Why, conceptually, is it that $$\binom{n}{r} = \binom{n-1}{r-1} + \binom{n-1}{r}?$$ I know how to prove that this is true, but I don't understand conceptually why it makes sense.

Answer 1

Because the number of ways that we can make a team of a certain size is equal to the number of ways that we can make a team of the same size without Fred, plus the number of ways we can make a team of size one smaller, plus Fred.

Answer 2

The number of the combination that we choose $r$ people from $n$ people is the sum of the number of the combination that a person named $A$ is included and the number of the combination that $A$ is not included.

Answer 3

Sure.

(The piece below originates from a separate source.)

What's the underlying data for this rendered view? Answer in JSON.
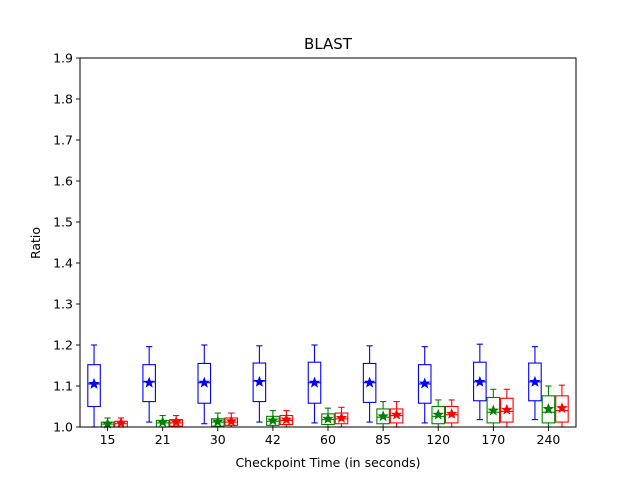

You're dividing into 2 cases. On the one hand you're saying I'm stuck choosing this element over here. So now I have r-1 more choices to make out of n-1 things. In the other case you're refusing that element. Now you've eliminated a choice, but still must pick r elements. These two cases are exhaustive and exclusive.

Answer 4

Another simple way to look at it is Pascal's triangle. This is simply a formulation of the rule that governs the triangle -- an entry is the sum of the two entries above it. The $i$-th entry in the $n$-th row is the sum of the $i-1$-th entry in the $n-1$-th row and the $i$-th entry in the $n-1$-th row. Hence, $$\binom{n-1}{i-1}+\binom{n-1}{i}=\binom{n}{i}$$

Answer 5

Consider picking $r$ objects out of a set of $n$ of them. Pick a particular object $O$. Either your set has $O$, or it doesn't. There are $\binom{n - 1}{r - 1}$ sets with $O$, and $\binom{n - 1}{r}$ sets without it. (Do you see why those are true?) So together, there are $\binom{n - 1}{r - 1} + \binom{n - 1}{r}$ sets of size $r$.

Answer 6

The number of ways of choosing $r$ items from $n$ distinct items is the same as

• choosing $r-1$ items from the first $n-1$ items (and add to the last item), plus
• choosing $r$ items from the first $n-1$ items (and not choosing the last item)